- Born: c. 1998 United States
- Education: University of California, Davis University of Arizona
- Occupations: Entrepreneur, philanthropist, marketing executive
- Known for: Gamers Gift One List One Life Lemons for Leukemia campaign
- Website: www.gamersgift.org

= Dillon William Hill =

American entrepreneur, philanthropist, and marketing executive

Dillon William Hill (born c. 1998) is an American entrepreneur, philanthropist, and marketing executive. He is the founder of Gamers Gift, a nonprofit organization that provides virtual reality and video game experiences to individuals in hospitals and care facilities.

Hill is also known for co-creating One List One Life, a campaign to support his terminally ill friend Chris Betancourt and raise awareness for bone marrow donation. As part of this initiative, he co-launched the Lemons for Leukemia challenge in 2018, a social media campaign that contributed to a record-setting bone marrow donor registration drive.

== Early life and education ==

Hill earned a bachelor's degree in Information Science from the University of Arizona. He later enrolled in the Master of Business Administration program at the University of California, Davis.

== Career ==

=== Gamers Gift ===

In 2015, while still in high school, Hill co-founded Gamers Gift, a nonprofit focused on using virtual reality and gaming technology to improve the well-being of people with medical or mobility challenges. The organization officially launched in 2016 and began working with hospitals and assisted-living facilities to provide recurring virtual reality sessions. Gamers Gift enabled bedridden or disabled individuals to virtually explore places and activities they otherwise couldn’t, such as scuba diving or touring distant locations. By the end of its first year, it had raised over $50,000 and established programs in the Sacramento, California area.

=== One List One Life bucket list campaign ===

In late 2017, Hill temporarily withdrew from college to support his friend Chris Betancourt, who had received a terminal leukemia diagnosis. Together, they created One List One Life, a campaign centered around completing a bucket list of life experiences. The project aimed to raise awareness about leukemia and promote bone marrow donor registration. It gained attention through a viral video and media coverage, allowing the pair to complete several items on the list while encouraging public participation in donor registries.

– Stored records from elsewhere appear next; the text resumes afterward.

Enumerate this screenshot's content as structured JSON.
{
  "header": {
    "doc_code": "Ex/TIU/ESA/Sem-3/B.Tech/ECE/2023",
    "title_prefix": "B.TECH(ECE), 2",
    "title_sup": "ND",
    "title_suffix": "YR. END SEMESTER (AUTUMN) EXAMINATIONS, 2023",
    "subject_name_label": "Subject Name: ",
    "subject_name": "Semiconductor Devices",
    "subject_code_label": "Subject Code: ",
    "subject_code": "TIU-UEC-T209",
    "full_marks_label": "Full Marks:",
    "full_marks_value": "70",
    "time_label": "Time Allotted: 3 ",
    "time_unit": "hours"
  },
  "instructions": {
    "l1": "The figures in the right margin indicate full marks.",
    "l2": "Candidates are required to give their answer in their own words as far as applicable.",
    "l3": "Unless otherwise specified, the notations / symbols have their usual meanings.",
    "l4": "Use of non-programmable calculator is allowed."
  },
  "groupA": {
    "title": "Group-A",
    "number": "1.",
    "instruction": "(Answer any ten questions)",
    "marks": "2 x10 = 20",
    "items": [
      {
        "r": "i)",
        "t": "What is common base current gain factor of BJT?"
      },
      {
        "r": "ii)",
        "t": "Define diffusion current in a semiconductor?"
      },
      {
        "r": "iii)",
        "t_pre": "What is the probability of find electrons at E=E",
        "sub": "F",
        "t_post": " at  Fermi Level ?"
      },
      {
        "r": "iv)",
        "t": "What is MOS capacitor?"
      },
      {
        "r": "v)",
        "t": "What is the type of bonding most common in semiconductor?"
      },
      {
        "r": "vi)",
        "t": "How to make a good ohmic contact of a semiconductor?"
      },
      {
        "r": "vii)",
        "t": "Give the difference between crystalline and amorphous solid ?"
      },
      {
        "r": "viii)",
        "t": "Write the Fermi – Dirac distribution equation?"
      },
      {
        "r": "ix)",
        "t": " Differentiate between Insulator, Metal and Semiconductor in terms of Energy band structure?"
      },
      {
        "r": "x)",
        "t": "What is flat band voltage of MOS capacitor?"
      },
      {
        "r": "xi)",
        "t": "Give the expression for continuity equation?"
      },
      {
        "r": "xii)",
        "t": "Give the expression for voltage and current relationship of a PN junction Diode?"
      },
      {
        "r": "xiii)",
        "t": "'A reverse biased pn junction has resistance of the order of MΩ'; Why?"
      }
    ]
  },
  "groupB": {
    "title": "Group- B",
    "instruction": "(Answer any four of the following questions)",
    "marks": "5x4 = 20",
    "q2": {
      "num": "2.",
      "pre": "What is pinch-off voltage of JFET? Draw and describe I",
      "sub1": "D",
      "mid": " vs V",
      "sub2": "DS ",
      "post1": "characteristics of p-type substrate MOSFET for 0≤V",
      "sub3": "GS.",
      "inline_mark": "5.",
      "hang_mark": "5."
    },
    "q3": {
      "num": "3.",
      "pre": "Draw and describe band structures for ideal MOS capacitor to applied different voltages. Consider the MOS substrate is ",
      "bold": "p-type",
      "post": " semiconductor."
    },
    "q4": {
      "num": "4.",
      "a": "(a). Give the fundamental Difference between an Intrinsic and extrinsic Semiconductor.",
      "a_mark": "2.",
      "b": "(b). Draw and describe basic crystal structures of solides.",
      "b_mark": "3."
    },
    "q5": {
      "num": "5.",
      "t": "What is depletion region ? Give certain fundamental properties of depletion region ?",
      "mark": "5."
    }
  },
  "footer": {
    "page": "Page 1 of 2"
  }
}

Hill and Betancourt’s story gained attention first at the local level and then nationally. A YouTube video introducing One List One Life attracted significant viewership in November 2017, receiving nearly 300,000 views within its first week. The video prompted widespread engagement, with viewers submitting bucket list suggestions and providing various forms of support.

=== Lemons for Leukemia campaign ===

As part of the bucket list campaign, Hill and Betancourt launched Lemons for Leukemia in early 2018. The initiative invited participants to film themselves eating a lemon and nominate others to do the same, with the goal of increasing bone marrow donor sign-ups. The campaign received support from nonprofit organizations and public figures, helping to set a record for the most new donor registrations in a 24-hour period, with over 3,700 people joining the registry.

In May 2018, a matching donor was found for Betancourt, allowing him to undergo a potentially life-saving bone marrow transplant. Following this development, Hill continued the One List One Life initiative to assist other individuals with terminal diagnoses, although later campaigns did not achieve the same level of public engagement.

=== Marketing and later work ===

After completing his undergraduate degree, Hill managed digital advertising accounts at Omnilocal.ai, a conversational AI platform, and worked on early-stage product development at Grazb, a peer networking app. He later established Cosmoforge, a digital marketing and consulting firm, where he serves as an outsourced chief marketing officer for clients. His work includes overseeing paid advertising, search engine optimization (SEO), customer relationship management (CRM), and marketing automation.

He remains active in nonprofit work, and Gamers Gift continues its programming.